2013-11-19

記憶と現実















風呂に入るのがとても心地良い。それに炭酸ガス玉を投入すればポカポカだ。
湯船を出て身体を洗い、温かいシャワーを浴びていると思い出すことがある。僕と妻は25歳の時シリアの首都ダマスカスに居た。スーク(市場)の側にあった安宿の客のほとんどは買い出しに来たシリア人で、建物は薄暗い感じではあったが清潔だった。このホテルの大変良かったところは温かいシャワーがふんだんに出たことで、冬の乾いた空気の中をさまよい歩いて帰って来た身にはとても有り難かった。

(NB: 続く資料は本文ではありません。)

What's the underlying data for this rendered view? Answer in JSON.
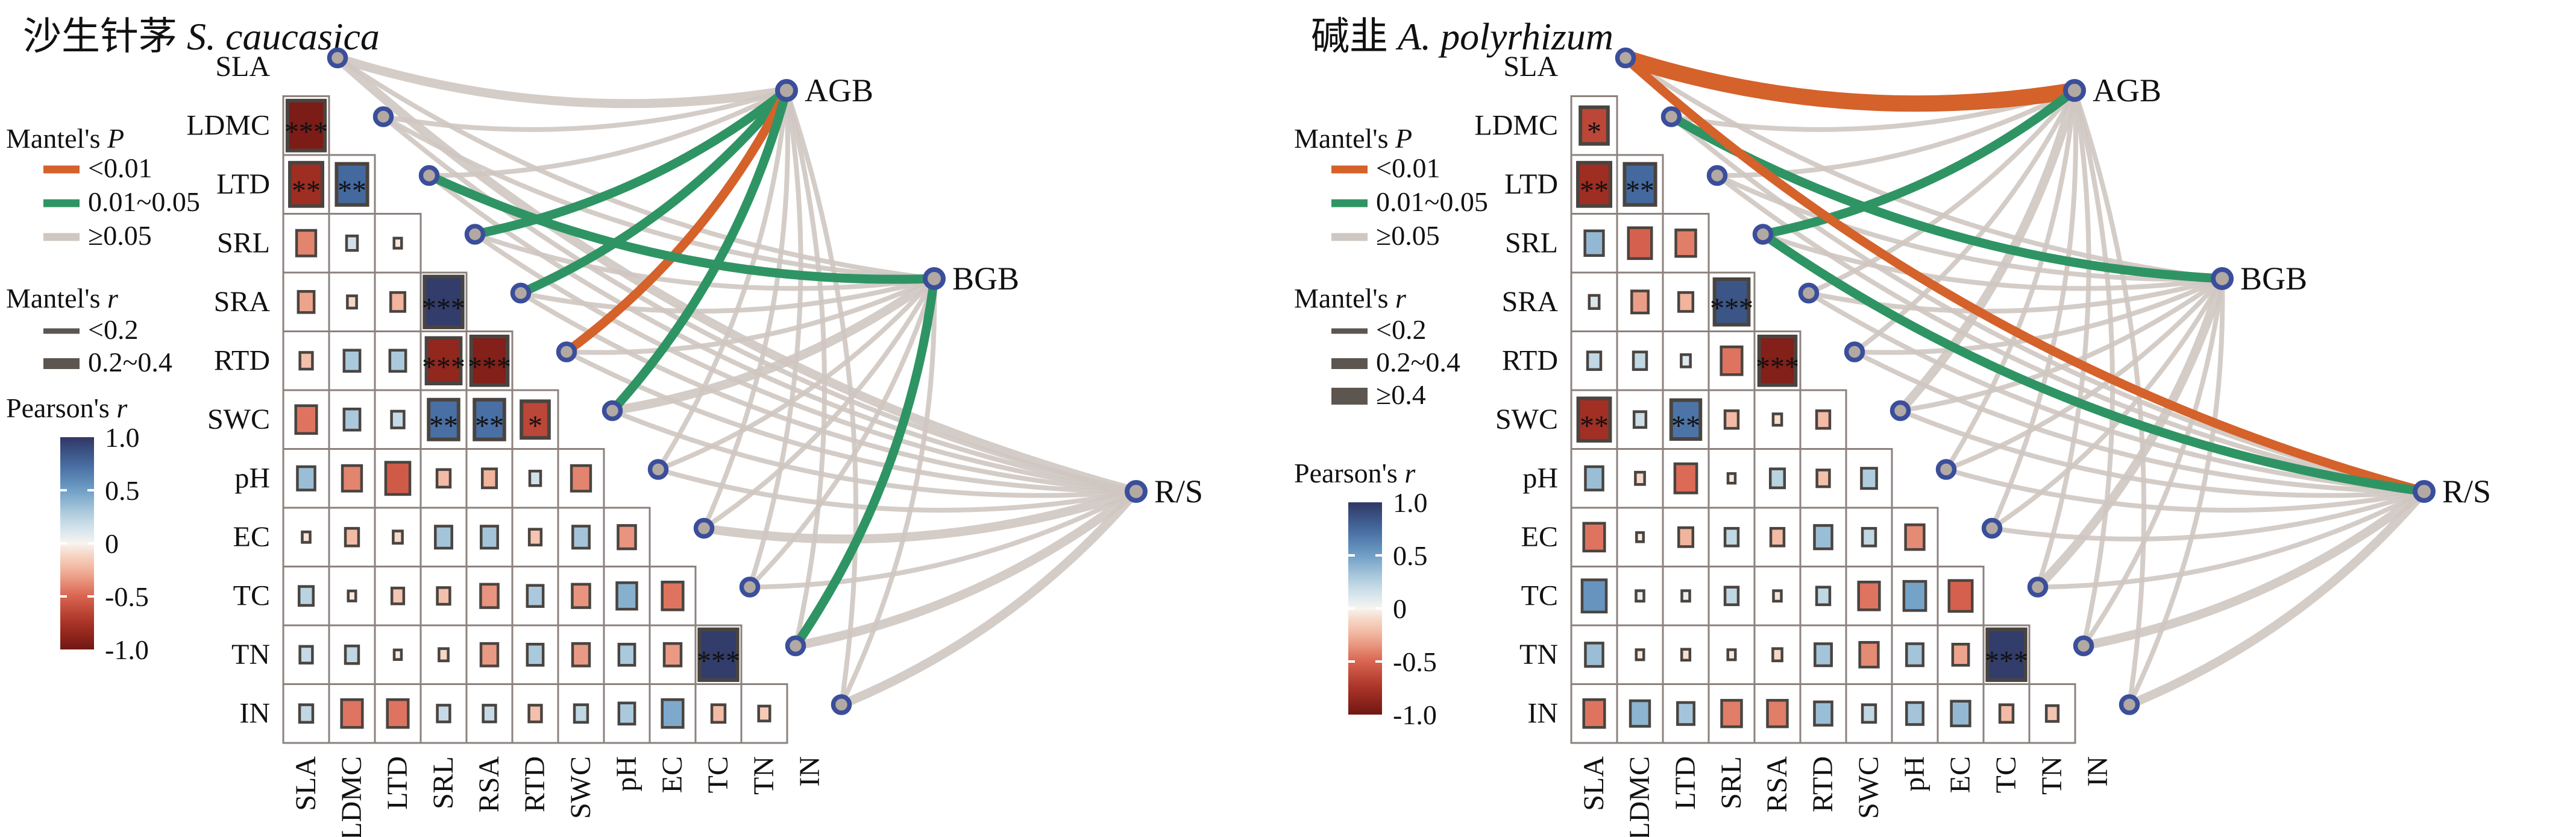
{
  "chart_data": {
    "type": "heatmap+network (Mantel test correlation figure)",
    "pearson_scale": {
      "min": -1,
      "max": 1,
      "tick_labels": [
        "1.0",
        "0.5",
        "0",
        "-0.5",
        "-1.0"
      ]
    },
    "colors": {
      "mantel_p_lt001": "#d4622a",
      "mantel_p_001_005": "#2f9464",
      "mantel_p_ge005": "#cfc7c1",
      "mantel_r_swatch": "#5d5650",
      "node_fill": "#b2a9a2",
      "node_ring": "#3b4e9b",
      "cell_border": "#8b827d",
      "square_border": "#4a4440",
      "star": "#191919",
      "scale_stops": [
        [
          -1,
          "#701713"
        ],
        [
          -0.75,
          "#a93226"
        ],
        [
          -0.5,
          "#d96450"
        ],
        [
          -0.25,
          "#f2b49c"
        ],
        [
          -0.08,
          "#f7ddce"
        ],
        [
          0,
          "#f8f4f0"
        ],
        [
          0.08,
          "#e2ebf0"
        ],
        [
          0.25,
          "#b9d3e2"
        ],
        [
          0.5,
          "#6f9fc6"
        ],
        [
          0.75,
          "#44699f"
        ],
        [
          1,
          "#303764"
        ]
      ]
    },
    "legend_labels": {
      "mantel_p_title": "Mantel's P",
      "mantel_r_title": "Mantel's r",
      "pearson_title": "Pearson's r",
      "mantel_p_items": [
        "<0.01",
        "0.01~0.05",
        "≥0.05"
      ]
    },
    "panels": [
      {
        "title_cn": "沙生针茅",
        "title_species": "S. caucasica",
        "row_labels": [
          "SLA",
          "LDMC",
          "LTD",
          "SRL",
          "SRA",
          "RTD",
          "SWC",
          "pH",
          "EC",
          "TC",
          "TN",
          "IN"
        ],
        "bottom_labels": [
          "SLA",
          "LDMC",
          "LTD",
          "SRL",
          "RSA",
          "RTD",
          "SWC",
          "pH",
          "EC",
          "TC",
          "TN",
          "IN"
        ],
        "hubs": [
          "AGB",
          "BGB",
          "R/S"
        ],
        "mantel_r_items": [
          "<0.2",
          "0.2~0.4"
        ],
        "pearson_rows": [
          [
            [
              -0.95,
              "***"
            ]
          ],
          [
            [
              -0.8,
              "**"
            ],
            [
              0.75,
              "**"
            ]
          ],
          [
            [
              -0.4,
              ""
            ],
            [
              0.15,
              ""
            ],
            [
              -0.05,
              ""
            ]
          ],
          [
            [
              -0.3,
              ""
            ],
            [
              -0.1,
              ""
            ],
            [
              -0.25,
              ""
            ],
            [
              0.97,
              "***"
            ]
          ],
          [
            [
              -0.2,
              ""
            ],
            [
              0.3,
              ""
            ],
            [
              0.3,
              ""
            ],
            [
              -0.85,
              "***"
            ],
            [
              -0.92,
              "***"
            ]
          ],
          [
            [
              -0.45,
              ""
            ],
            [
              0.3,
              ""
            ],
            [
              0.2,
              ""
            ],
            [
              0.72,
              "**"
            ],
            [
              0.72,
              "**"
            ],
            [
              -0.65,
              "*"
            ]
          ],
          [
            [
              0.35,
              ""
            ],
            [
              -0.4,
              ""
            ],
            [
              -0.55,
              ""
            ],
            [
              -0.22,
              ""
            ],
            [
              -0.25,
              ""
            ],
            [
              0.15,
              ""
            ],
            [
              -0.4,
              ""
            ]
          ],
          [
            [
              -0.06,
              ""
            ],
            [
              -0.22,
              ""
            ],
            [
              -0.1,
              ""
            ],
            [
              0.32,
              ""
            ],
            [
              0.32,
              ""
            ],
            [
              -0.18,
              ""
            ],
            [
              0.32,
              ""
            ],
            [
              -0.35,
              ""
            ]
          ],
          [
            [
              0.25,
              ""
            ],
            [
              -0.05,
              ""
            ],
            [
              -0.18,
              ""
            ],
            [
              -0.2,
              ""
            ],
            [
              -0.35,
              ""
            ],
            [
              0.3,
              ""
            ],
            [
              -0.35,
              ""
            ],
            [
              0.42,
              ""
            ],
            [
              -0.45,
              ""
            ]
          ],
          [
            [
              0.2,
              ""
            ],
            [
              0.22,
              ""
            ],
            [
              -0.04,
              ""
            ],
            [
              -0.1,
              ""
            ],
            [
              -0.33,
              ""
            ],
            [
              0.3,
              ""
            ],
            [
              -0.33,
              ""
            ],
            [
              0.3,
              ""
            ],
            [
              -0.33,
              ""
            ],
            [
              0.97,
              "***"
            ]
          ],
          [
            [
              0.22,
              ""
            ],
            [
              -0.45,
              ""
            ],
            [
              -0.45,
              ""
            ],
            [
              0.2,
              ""
            ],
            [
              0.2,
              ""
            ],
            [
              -0.2,
              ""
            ],
            [
              0.22,
              ""
            ],
            [
              0.3,
              ""
            ],
            [
              0.45,
              ""
            ],
            [
              -0.22,
              ""
            ],
            [
              -0.16,
              ""
            ]
          ]
        ],
        "mantel_links": [
          [
            0,
            0,
            3,
            2
          ],
          [
            1,
            0,
            3,
            1
          ],
          [
            2,
            0,
            3,
            1
          ],
          [
            3,
            0,
            2,
            2
          ],
          [
            4,
            0,
            2,
            2
          ],
          [
            5,
            0,
            1,
            2
          ],
          [
            6,
            0,
            2,
            2
          ],
          [
            7,
            0,
            3,
            1
          ],
          [
            8,
            0,
            3,
            1
          ],
          [
            9,
            0,
            3,
            1
          ],
          [
            10,
            0,
            3,
            1
          ],
          [
            11,
            0,
            3,
            1
          ],
          [
            0,
            1,
            3,
            1
          ],
          [
            1,
            1,
            3,
            1
          ],
          [
            2,
            1,
            2,
            2
          ],
          [
            3,
            1,
            3,
            1
          ],
          [
            4,
            1,
            3,
            1
          ],
          [
            5,
            1,
            3,
            1
          ],
          [
            6,
            1,
            3,
            2
          ],
          [
            7,
            1,
            3,
            1
          ],
          [
            8,
            1,
            3,
            1
          ],
          [
            9,
            1,
            3,
            1
          ],
          [
            10,
            1,
            2,
            2
          ],
          [
            11,
            1,
            3,
            1
          ],
          [
            0,
            2,
            3,
            2
          ],
          [
            1,
            2,
            3,
            1
          ],
          [
            2,
            2,
            3,
            1
          ],
          [
            3,
            2,
            3,
            1
          ],
          [
            4,
            2,
            3,
            1
          ],
          [
            5,
            2,
            3,
            1
          ],
          [
            6,
            2,
            3,
            1
          ],
          [
            7,
            2,
            3,
            1
          ],
          [
            8,
            2,
            3,
            2
          ],
          [
            9,
            2,
            3,
            1
          ],
          [
            10,
            2,
            3,
            2
          ],
          [
            11,
            2,
            3,
            2
          ]
        ]
      },
      {
        "title_cn": "碱韭",
        "title_species": "A. polyrhizum",
        "row_labels": [
          "SLA",
          "LDMC",
          "LTD",
          "SRL",
          "SRA",
          "RTD",
          "SWC",
          "pH",
          "EC",
          "TC",
          "TN",
          "IN"
        ],
        "bottom_labels": [
          "SLA",
          "LDMC",
          "LTD",
          "SRL",
          "RSA",
          "RTD",
          "SWC",
          "pH",
          "EC",
          "TC",
          "TN",
          "IN"
        ],
        "hubs": [
          "AGB",
          "BGB",
          "R/S"
        ],
        "mantel_r_items": [
          "<0.2",
          "0.2~0.4",
          "≥0.4"
        ],
        "pearson_rows": [
          [
            [
              -0.65,
              "*"
            ]
          ],
          [
            [
              -0.8,
              "**"
            ],
            [
              0.75,
              "**"
            ]
          ],
          [
            [
              0.38,
              ""
            ],
            [
              -0.52,
              ""
            ],
            [
              -0.42,
              ""
            ]
          ],
          [
            [
              0.12,
              ""
            ],
            [
              -0.32,
              ""
            ],
            [
              -0.25,
              ""
            ],
            [
              0.85,
              "***"
            ]
          ],
          [
            [
              0.22,
              ""
            ],
            [
              0.22,
              ""
            ],
            [
              0.1,
              ""
            ],
            [
              -0.45,
              ""
            ],
            [
              -0.92,
              "***"
            ]
          ],
          [
            [
              -0.78,
              "**"
            ],
            [
              0.18,
              ""
            ],
            [
              0.7,
              "**"
            ],
            [
              -0.22,
              ""
            ],
            [
              -0.08,
              ""
            ],
            [
              -0.22,
              ""
            ]
          ],
          [
            [
              0.35,
              ""
            ],
            [
              -0.1,
              ""
            ],
            [
              -0.48,
              ""
            ],
            [
              -0.04,
              ""
            ],
            [
              0.25,
              ""
            ],
            [
              -0.2,
              ""
            ],
            [
              0.28,
              ""
            ]
          ],
          [
            [
              -0.45,
              ""
            ],
            [
              -0.03,
              ""
            ],
            [
              -0.25,
              ""
            ],
            [
              0.22,
              ""
            ],
            [
              -0.22,
              ""
            ],
            [
              0.35,
              ""
            ],
            [
              0.22,
              ""
            ],
            [
              -0.38,
              ""
            ]
          ],
          [
            [
              0.55,
              ""
            ],
            [
              0.06,
              ""
            ],
            [
              0.06,
              ""
            ],
            [
              0.22,
              ""
            ],
            [
              -0.06,
              ""
            ],
            [
              0.22,
              ""
            ],
            [
              -0.45,
              ""
            ],
            [
              0.48,
              ""
            ],
            [
              -0.52,
              ""
            ]
          ],
          [
            [
              0.35,
              ""
            ],
            [
              -0.05,
              ""
            ],
            [
              -0.07,
              ""
            ],
            [
              -0.05,
              ""
            ],
            [
              -0.1,
              ""
            ],
            [
              0.32,
              ""
            ],
            [
              -0.38,
              ""
            ],
            [
              0.32,
              ""
            ],
            [
              -0.3,
              ""
            ],
            [
              0.97,
              "***"
            ]
          ],
          [
            [
              -0.45,
              ""
            ],
            [
              0.4,
              ""
            ],
            [
              0.32,
              ""
            ],
            [
              -0.42,
              ""
            ],
            [
              -0.42,
              ""
            ],
            [
              0.35,
              ""
            ],
            [
              0.22,
              ""
            ],
            [
              0.32,
              ""
            ],
            [
              0.38,
              ""
            ],
            [
              -0.22,
              ""
            ],
            [
              -0.18,
              ""
            ]
          ]
        ],
        "mantel_links": [
          [
            0,
            0,
            1,
            3
          ],
          [
            1,
            0,
            3,
            1
          ],
          [
            2,
            0,
            3,
            1
          ],
          [
            3,
            0,
            2,
            2
          ],
          [
            4,
            0,
            3,
            1
          ],
          [
            5,
            0,
            3,
            1
          ],
          [
            6,
            0,
            3,
            2
          ],
          [
            7,
            0,
            3,
            1
          ],
          [
            8,
            0,
            3,
            1
          ],
          [
            9,
            0,
            3,
            1
          ],
          [
            10,
            0,
            3,
            1
          ],
          [
            11,
            0,
            3,
            1
          ],
          [
            0,
            1,
            3,
            1
          ],
          [
            1,
            1,
            2,
            2
          ],
          [
            2,
            1,
            3,
            1
          ],
          [
            3,
            1,
            3,
            1
          ],
          [
            4,
            1,
            3,
            1
          ],
          [
            5,
            1,
            3,
            1
          ],
          [
            6,
            1,
            3,
            1
          ],
          [
            7,
            1,
            3,
            1
          ],
          [
            8,
            1,
            3,
            1
          ],
          [
            9,
            1,
            3,
            2
          ],
          [
            10,
            1,
            3,
            1
          ],
          [
            11,
            1,
            3,
            1
          ],
          [
            0,
            2,
            1,
            2
          ],
          [
            1,
            2,
            3,
            1
          ],
          [
            2,
            2,
            3,
            1
          ],
          [
            3,
            2,
            2,
            2
          ],
          [
            4,
            2,
            3,
            1
          ],
          [
            5,
            2,
            3,
            1
          ],
          [
            6,
            2,
            3,
            1
          ],
          [
            7,
            2,
            3,
            1
          ],
          [
            8,
            2,
            3,
            1
          ],
          [
            9,
            2,
            3,
            1
          ],
          [
            10,
            2,
            3,
            2
          ],
          [
            11,
            2,
            3,
            2
          ]
        ]
      }
    ]
  }
}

こういう有り難さはお高いホテルしか知らない人には分からないだろう。安宿にあっては湯がでること自体特別で、湯が出たとしてもごく僅かしか出ないことがほとんどだ。その湯のシャワーが浴びたいだけ浴びれるなんてことは久しくなかったことだから、その時の嬉しさと癒される感じは今でも同様の体験をすると思い出される。そのダマスカスが混乱を極めている。今やアサド政権側と自由シリア軍との闘いの構図は崩れ、一体何と何が争っているのかも分からないような状態だ。抜け道の無い泥沼の内戦に陥り、人々は疲弊しきっている。国連は機能せず大国の思惑だけが入り乱れ、その隙をついてイスラム原理主義者達が勢力を増し混乱に拍車をかけている。
いつかはアサド独裁政権に対する不満が噴出するとは思っていたが、ここまで収拾不能な状況にまで追いやられてしまうとは思いもしなかった。ただただ良いかたちでの内戦の終結を望むばかりだが、そのイメージさえも想像できないほど惨憺たる有様だ。
たくさんの人が死んだ。大切なものも破壊された。この上何をしようと言うんだい?